One of the newest exhibitions at LACMA is the first retrospective for the contemporary artist Pierre Huyghe. It runs through February 22, and if you’re a little open-minded and interested in different artistic mediums, it’s well worth a trip.
I am by no means an expert on art, so I won’t interject my scholarly thoughts much here, but rather give an overview of what you can expect.
Upon entering, a nice man asks you name, and the proceeds to announce you as you enter the gallery space. The front half of the exhibition is fairly dark. It is open with unusual cordoned off spaces, likened to a building project still in process. There are a number of films showing in these different spaces, along with various other works of sculpture, drawings, paintings, photography, and more. One room has a light up Atari ceiling that you can use a dial to control the light.

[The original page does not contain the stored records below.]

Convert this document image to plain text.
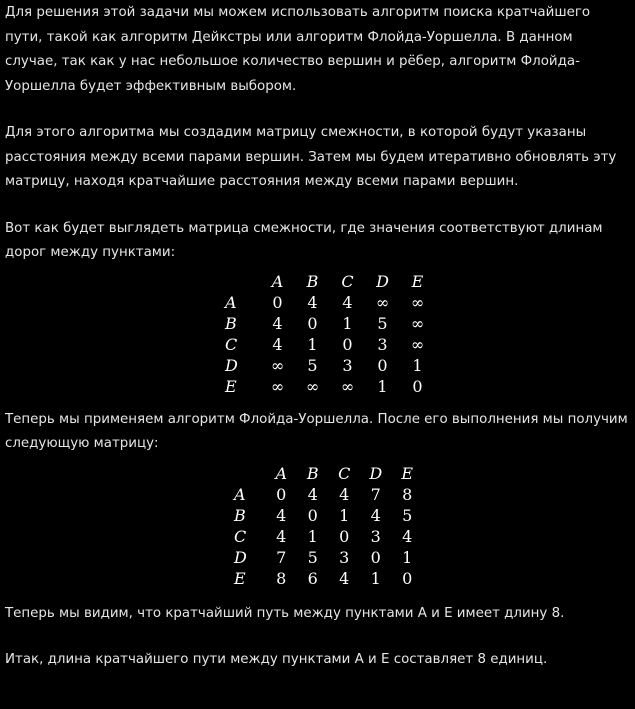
Для решения этой задачи мы можем использовать алгоритм поиска кратчайшего пути, такой как алгоритм Дейкстры или алгоритм Флойда-Уоршелла. В данном случае, так как у нас небольшое количество вершин и рёбер, алгоритм Флойда-Уоршелла будет эффективным выбором.

Для этого алгоритма мы создадим матрицу смежности, в которой будут указаны расстояния между всеми парами вершин. Затем мы будем итеративно обновлять эту матрицу, находя кратчайшие расстояния между всеми парами вершин.

Вот как будет выглядеть матрица смежности, где значения соответствуют длинам дорог между пунктами:

	A	B	C	D	E
A	0	4	4	∞	∞
B	4	0	1	5	∞
C	4	1	0	3	∞
D	∞	5	3	0	1
E	∞	∞	∞	1	0

Теперь мы применяем алгоритм Флойда-Уоршелла. После его выполнения мы получим следующую матрицу:

	A	B	C	D	E
A	0	4	4	7	8
B	4	0	1	4	5
C	4	1	0	3	4
D	7	5	3	0	1
E	8	6	4	1	0

Теперь мы видим, что кратчайший путь между пунктами A и E имеет длину 8.

Итак, длина кратчайшего пути между пунктами A и E составляет 8 единиц.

It was honestly a little to dark to get a satisfactory view of some objects, but perfect for viewing the videos. My favorite video was Untitled (Human Mask). It follows a monkey in Japan wearing the mask, wig and dress of a little girl. She appears to be completely alone, frustrated by her confinement and solitude in a restaurant. Nothing really happens in the film, but it elicited real emotion from me. I saw the main character as a real girl, not as a monkey.

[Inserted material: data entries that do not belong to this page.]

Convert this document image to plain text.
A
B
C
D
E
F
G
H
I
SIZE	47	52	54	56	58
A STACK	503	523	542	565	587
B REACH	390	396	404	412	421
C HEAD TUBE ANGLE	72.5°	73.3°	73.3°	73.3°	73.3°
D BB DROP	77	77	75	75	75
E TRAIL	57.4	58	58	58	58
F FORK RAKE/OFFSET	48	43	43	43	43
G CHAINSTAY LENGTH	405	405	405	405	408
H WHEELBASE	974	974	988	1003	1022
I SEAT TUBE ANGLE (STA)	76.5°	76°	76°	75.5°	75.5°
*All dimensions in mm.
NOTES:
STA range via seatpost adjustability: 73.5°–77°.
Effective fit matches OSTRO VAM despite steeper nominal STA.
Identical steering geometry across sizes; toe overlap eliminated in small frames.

There are some interesting water tanks in the exhibition, one containing a crab wearing a mask for a shell. The back of the space was lit by natural light, and contained a large floor piece that looked like lava and salt. Outside is a sculpture with a live bee hive for a head.
Throughout the gallery, there is a living element. A dog with one pink leg named Human, who appears in at least one of his films, wanders the space freely. A man wearing a light mask (there are many characters in one of his film who wear these masks) also hangs out. I enjoyed this aspect of his work–seeing pieces of his films living and breathing.